= The Battle of Benburb =

Song

"The Battle of Benburb" is an Irish song commemorating the 1646 Battle of Benburb. The tune was composed by Tommy Makem, with the lyrics drawn from a nineteenth century poem by Robert Dwyer Joyce.

On 5 June 1646 Owen Roe O'Neill, the leader of the Ulster Army of the Irish Confederates, won a major victory over the Scottish Covenanter Army in Ireland at Benburb in County Tyrone. The fighting took place as part of the War of Three Kingdoms, with both sides pledging allegiance to Charles I while advancing distinctively Catholic and Protestants agendas in Ireland. O'Neill's troops defeated the Scots and pursued fugitives for miles, killing many of them and taking very few prisoners. This severely weakened the strength of the Scottish forces in Ulster, but O'Neill was unable to follow up his victory by attacking Carrickfergus as much of his army dispersed with their plunder.

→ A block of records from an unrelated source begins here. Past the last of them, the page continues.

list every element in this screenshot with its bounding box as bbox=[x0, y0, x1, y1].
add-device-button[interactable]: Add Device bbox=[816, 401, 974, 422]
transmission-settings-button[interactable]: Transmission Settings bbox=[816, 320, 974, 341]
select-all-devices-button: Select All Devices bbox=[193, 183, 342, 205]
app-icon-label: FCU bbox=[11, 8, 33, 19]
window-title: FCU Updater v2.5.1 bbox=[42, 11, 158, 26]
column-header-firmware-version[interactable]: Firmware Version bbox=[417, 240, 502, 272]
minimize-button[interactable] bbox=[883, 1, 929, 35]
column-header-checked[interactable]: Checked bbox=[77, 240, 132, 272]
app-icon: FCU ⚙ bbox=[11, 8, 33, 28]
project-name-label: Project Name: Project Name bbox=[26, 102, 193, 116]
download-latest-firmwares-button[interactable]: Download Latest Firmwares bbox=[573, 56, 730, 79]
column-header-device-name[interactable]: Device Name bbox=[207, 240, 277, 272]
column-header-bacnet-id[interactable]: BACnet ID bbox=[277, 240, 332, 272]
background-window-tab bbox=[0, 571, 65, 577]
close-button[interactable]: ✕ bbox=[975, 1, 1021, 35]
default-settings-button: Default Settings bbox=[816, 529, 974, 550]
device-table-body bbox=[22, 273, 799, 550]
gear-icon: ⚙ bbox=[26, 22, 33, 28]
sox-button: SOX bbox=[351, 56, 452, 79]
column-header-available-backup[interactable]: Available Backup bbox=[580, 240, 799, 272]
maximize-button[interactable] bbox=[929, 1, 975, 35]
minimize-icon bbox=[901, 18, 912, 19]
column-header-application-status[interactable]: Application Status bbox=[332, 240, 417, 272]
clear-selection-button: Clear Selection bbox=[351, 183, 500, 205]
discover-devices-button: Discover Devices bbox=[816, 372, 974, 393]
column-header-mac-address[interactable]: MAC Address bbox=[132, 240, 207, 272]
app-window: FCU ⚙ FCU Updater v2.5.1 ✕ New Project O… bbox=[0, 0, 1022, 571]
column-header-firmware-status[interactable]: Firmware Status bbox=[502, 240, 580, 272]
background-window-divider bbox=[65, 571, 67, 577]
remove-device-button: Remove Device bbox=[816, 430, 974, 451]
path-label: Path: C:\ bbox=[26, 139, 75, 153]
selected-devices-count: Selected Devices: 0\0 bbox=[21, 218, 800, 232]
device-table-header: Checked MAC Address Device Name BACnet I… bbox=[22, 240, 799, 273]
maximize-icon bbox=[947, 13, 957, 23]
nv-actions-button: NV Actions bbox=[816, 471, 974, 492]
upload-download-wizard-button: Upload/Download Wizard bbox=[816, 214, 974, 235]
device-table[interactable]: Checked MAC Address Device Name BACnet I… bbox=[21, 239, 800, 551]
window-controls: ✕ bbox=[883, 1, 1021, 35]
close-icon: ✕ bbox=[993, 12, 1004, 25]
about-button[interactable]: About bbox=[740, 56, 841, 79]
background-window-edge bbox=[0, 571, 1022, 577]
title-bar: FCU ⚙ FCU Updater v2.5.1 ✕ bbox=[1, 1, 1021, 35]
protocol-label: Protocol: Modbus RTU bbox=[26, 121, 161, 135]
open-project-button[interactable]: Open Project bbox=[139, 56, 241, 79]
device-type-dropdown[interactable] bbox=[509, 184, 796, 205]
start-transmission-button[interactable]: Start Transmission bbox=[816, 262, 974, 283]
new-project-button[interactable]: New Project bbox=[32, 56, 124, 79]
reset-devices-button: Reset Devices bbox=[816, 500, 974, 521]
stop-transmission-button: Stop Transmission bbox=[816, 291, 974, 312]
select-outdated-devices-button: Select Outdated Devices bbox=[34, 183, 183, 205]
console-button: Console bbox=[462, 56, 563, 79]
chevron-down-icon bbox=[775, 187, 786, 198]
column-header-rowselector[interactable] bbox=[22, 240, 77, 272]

In the mid-nineteenth century O'Neill was revived as a hero by Irish Nationalists and it was in the context of this that Joyce wrote his poem. It draws on the romantic nationalist tradition, popular across Europe at the time, and portrays Benburb as a gathering of the clans from across North and Western Ireland - referring to the various Gaelic commanders serving under O'Neill. Another song commemorating Owen Roe O'Neill "The Lament for Owen Roe" also dates from the mid-nineteenth century.